The difficulty for you guys, is that I do not set out to be "wrong".
But you do not take on board when people point out that you have made a mistake.
Unless you make an attempt to learn, you will continue to be wrong.
When you say "monkeys made human babies", that's the picture in my head - not sundry variations ended up looking human enough. I am not doing this to chide you, from what you have said (about Evolution) that's the clearest picture I can manage, of what you believe.
It happens over so many generations that it is impossible to point out the exact generation where "non human ape" becomes "human".
Even Creationists when presented with the hominid family tree can't agree which are human and which are "apes".
If you wanted to take the words of Jesus and "evolve" them to fit a more naturalistic paradigm - with talking animals, or something - I would heartily agree; but if you took those same words and changed them to random chaos, as if that was saying something better (no less) I would be offended: you would not have made them intelligible to someone who understands "chaos", 'chaos' by definition cannot be understood! Why else do you think information is so important?
You are the one creating confusion and chaos here.
When people discuss evolution in the context of "creation and evolution" they are talking about the scientific theory and about the biological history of species, not about theology, Jesus and language.
When you try to bring these topics into the discussion you are distracting from the initial topic.

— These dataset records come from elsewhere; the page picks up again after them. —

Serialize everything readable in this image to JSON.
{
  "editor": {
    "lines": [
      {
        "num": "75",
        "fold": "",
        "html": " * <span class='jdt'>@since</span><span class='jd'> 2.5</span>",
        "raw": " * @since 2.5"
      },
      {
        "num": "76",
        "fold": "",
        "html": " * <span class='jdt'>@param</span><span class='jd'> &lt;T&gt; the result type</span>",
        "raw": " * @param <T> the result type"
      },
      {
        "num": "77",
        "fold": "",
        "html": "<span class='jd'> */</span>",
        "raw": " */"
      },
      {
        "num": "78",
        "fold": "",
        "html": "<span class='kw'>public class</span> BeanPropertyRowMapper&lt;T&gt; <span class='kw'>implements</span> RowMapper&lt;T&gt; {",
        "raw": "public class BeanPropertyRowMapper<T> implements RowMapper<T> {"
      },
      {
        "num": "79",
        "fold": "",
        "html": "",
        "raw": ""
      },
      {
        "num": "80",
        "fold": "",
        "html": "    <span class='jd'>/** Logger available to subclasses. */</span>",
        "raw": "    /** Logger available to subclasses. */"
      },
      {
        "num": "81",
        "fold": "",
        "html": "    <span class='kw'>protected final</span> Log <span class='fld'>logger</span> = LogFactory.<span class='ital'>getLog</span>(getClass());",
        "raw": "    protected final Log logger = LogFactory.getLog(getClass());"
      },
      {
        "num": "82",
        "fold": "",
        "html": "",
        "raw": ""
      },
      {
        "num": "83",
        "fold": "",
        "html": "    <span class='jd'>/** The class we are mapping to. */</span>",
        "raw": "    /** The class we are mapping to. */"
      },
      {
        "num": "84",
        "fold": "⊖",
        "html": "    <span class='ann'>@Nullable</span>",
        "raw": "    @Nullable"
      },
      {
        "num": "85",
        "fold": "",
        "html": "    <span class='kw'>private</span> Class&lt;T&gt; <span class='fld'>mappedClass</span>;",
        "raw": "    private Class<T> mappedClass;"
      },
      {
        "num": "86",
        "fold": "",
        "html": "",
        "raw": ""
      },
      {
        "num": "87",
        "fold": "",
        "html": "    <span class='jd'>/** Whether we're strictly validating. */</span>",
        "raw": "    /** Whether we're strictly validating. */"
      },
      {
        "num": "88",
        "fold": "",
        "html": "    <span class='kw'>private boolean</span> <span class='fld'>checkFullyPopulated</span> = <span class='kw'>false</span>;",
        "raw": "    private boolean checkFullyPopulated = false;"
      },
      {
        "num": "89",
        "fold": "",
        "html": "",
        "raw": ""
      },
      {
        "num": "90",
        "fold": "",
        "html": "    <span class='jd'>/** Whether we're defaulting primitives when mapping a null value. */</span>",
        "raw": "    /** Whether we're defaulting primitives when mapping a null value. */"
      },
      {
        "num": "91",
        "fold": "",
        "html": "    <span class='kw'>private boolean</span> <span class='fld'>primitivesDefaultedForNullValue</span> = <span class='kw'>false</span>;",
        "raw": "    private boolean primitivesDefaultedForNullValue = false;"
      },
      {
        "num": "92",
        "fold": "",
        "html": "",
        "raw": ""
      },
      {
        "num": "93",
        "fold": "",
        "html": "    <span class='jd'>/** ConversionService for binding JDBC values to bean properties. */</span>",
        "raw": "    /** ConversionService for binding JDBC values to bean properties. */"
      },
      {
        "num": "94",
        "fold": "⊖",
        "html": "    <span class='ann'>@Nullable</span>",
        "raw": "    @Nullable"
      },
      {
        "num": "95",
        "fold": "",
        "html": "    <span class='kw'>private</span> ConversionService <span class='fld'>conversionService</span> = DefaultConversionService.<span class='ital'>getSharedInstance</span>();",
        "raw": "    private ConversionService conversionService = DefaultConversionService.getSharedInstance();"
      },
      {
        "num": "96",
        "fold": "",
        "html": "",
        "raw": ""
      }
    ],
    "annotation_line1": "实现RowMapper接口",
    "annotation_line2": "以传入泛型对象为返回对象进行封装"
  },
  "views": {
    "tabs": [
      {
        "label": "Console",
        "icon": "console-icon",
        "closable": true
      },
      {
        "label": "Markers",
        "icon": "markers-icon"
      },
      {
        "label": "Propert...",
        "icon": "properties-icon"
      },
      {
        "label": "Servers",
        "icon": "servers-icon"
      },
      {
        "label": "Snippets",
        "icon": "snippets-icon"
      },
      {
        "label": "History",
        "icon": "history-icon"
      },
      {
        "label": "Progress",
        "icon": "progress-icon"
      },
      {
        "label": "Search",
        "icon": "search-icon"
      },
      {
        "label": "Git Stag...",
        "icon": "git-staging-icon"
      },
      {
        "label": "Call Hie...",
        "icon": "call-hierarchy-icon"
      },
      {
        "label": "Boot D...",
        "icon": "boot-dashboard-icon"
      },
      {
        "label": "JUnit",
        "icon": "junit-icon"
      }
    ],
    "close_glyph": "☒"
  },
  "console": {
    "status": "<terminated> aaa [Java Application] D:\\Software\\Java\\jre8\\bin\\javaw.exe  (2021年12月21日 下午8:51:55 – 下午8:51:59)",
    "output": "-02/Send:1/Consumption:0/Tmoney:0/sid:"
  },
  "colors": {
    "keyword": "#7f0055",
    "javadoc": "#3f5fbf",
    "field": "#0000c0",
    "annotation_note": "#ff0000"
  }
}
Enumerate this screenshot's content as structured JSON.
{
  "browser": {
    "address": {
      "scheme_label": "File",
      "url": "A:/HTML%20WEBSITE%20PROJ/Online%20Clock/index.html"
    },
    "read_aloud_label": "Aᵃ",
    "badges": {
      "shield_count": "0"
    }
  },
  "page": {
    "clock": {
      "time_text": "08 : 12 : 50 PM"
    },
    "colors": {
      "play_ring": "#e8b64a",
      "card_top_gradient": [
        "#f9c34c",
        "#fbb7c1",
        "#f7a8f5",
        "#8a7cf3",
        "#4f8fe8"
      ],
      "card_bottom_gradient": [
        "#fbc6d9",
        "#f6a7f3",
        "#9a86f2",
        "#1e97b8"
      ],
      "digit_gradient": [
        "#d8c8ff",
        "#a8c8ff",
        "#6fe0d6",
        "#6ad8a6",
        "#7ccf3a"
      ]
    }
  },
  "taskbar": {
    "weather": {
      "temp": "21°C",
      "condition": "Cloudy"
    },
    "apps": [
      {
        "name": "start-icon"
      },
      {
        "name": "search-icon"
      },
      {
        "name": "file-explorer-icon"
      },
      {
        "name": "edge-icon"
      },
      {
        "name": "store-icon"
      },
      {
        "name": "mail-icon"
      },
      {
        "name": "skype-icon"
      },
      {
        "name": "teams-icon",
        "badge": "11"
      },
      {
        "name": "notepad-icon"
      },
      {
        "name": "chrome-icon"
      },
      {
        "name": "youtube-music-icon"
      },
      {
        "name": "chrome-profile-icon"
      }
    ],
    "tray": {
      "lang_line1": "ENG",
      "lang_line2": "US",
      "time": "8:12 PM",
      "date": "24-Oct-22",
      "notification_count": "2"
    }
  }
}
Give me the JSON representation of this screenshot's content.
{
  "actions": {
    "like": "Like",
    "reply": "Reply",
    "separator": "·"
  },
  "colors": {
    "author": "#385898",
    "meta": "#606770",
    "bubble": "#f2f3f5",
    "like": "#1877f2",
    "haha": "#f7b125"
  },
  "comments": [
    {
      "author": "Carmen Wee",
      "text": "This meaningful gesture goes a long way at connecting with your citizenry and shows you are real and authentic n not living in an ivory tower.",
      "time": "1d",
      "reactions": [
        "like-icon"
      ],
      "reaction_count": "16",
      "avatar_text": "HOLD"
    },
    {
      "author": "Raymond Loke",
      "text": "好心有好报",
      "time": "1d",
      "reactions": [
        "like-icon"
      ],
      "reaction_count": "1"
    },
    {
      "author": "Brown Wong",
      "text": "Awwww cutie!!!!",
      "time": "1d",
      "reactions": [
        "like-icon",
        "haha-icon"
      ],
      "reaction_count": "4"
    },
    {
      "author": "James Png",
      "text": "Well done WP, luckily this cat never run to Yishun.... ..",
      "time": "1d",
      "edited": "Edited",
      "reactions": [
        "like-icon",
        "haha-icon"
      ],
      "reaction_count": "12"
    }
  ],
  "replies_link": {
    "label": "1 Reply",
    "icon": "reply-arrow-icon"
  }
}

That is the choice "Evolutionists" face: are you adding information to the genome, or not? Are you structuring what you translate, or not?
Here is an example where you are fundamentally wrong and confusing the discussion.
Evolution is not about individuals adding information to a genome; it is not about choices; it does not even apply to individuals at all.
Language and translations are not relevant to evolution.
So yes, to repeat my point: I am not setting out to be wrong - as if Evolution gives me the capacity to negate meaning to a greater degree and I am going for it. I daresay that there is a specific mutation that gets in the way of my being able to communicate more clearly. But the point is, that I am committed to doing Evolution consistently - I am not running from the idea, that certain aspects of my person may need to change for Evolution's sake: Evolution itself claims I am more evolved without wisdom teeth than a great many people (a fact that, for whatever reason, at least one Evolutionist has run from? I mean they literally did not want to agree that Evolution, was "Evolution").
Evolution is not a choice and is not an action taken by an individual, so being "committed to doing Evolution consistently" is not possible and does not make sense.
Being born with a mutation that led to you never developing wisdom teeth is probably an advantageous trait to have, as it means you are safe from all the dangers and infections that wisdom teeth expose you too... but the concept of being "more evolved" isn't really sensible.
Creatures aren't more evolved than one another, they are just better or worse adapted to their environment.
Regardless, being born with a particular mutation wasn't a choice and isn't an action you took.
I am not setting out to be wrong. Your whole premise is that it is impossible to be wrong, if it is gradual enough? If then I am consistently not setting out to be wrong, then me or anyone like me, will be able to adapt, with less influence from Evolution's mutations?
I don't think anyone has that as a premise.
In the context of evolution individuals do not adapt, species do.
If its impossible to go backwards, what are throwbacks?
Seriously, it is an actual phenomenon (not just cultural).
You're pulling my chain, if you think throwbacks are invisible to Evolution!
What is often referred to as a throw back is an example of ancient traits that are still present in a genome. They have never left, they've just been switched off.
Whales and snakes still have the genes for four legs and birds still have the genes for teeth and maws. Humans can even develop something of a tail.
This isn't an ancient trait that has redeveloped, it's a remnant that was never gone.
This is the thing:
If I repeatedly copy Jesus, does that make me Jesus?
No, and it isn't relevant to evolution in any way.
No? So how does repeatedly changing a genome away from something, make it change into something else?
That's what changing into something is.
In all contexts the more something changes more different from the original state.
Can you follow that logic? One question is towards an object, one question is away from an object - and both are branches of the same logic?
In other words, if it is possible to change into a human, it is possible to change into something else, but Jesus doesn't change! You can't change into Jesus and then back again!
This is once again totally irrelevant to evolution.
It does not apply to individuals and it is not a choice or a behavior of an individual.
Personal choices, religious beliefs and even spiritual transformations would all be irrelevant to evolution.
Evolution is only about statistical changes in genetic traits across populations over generations.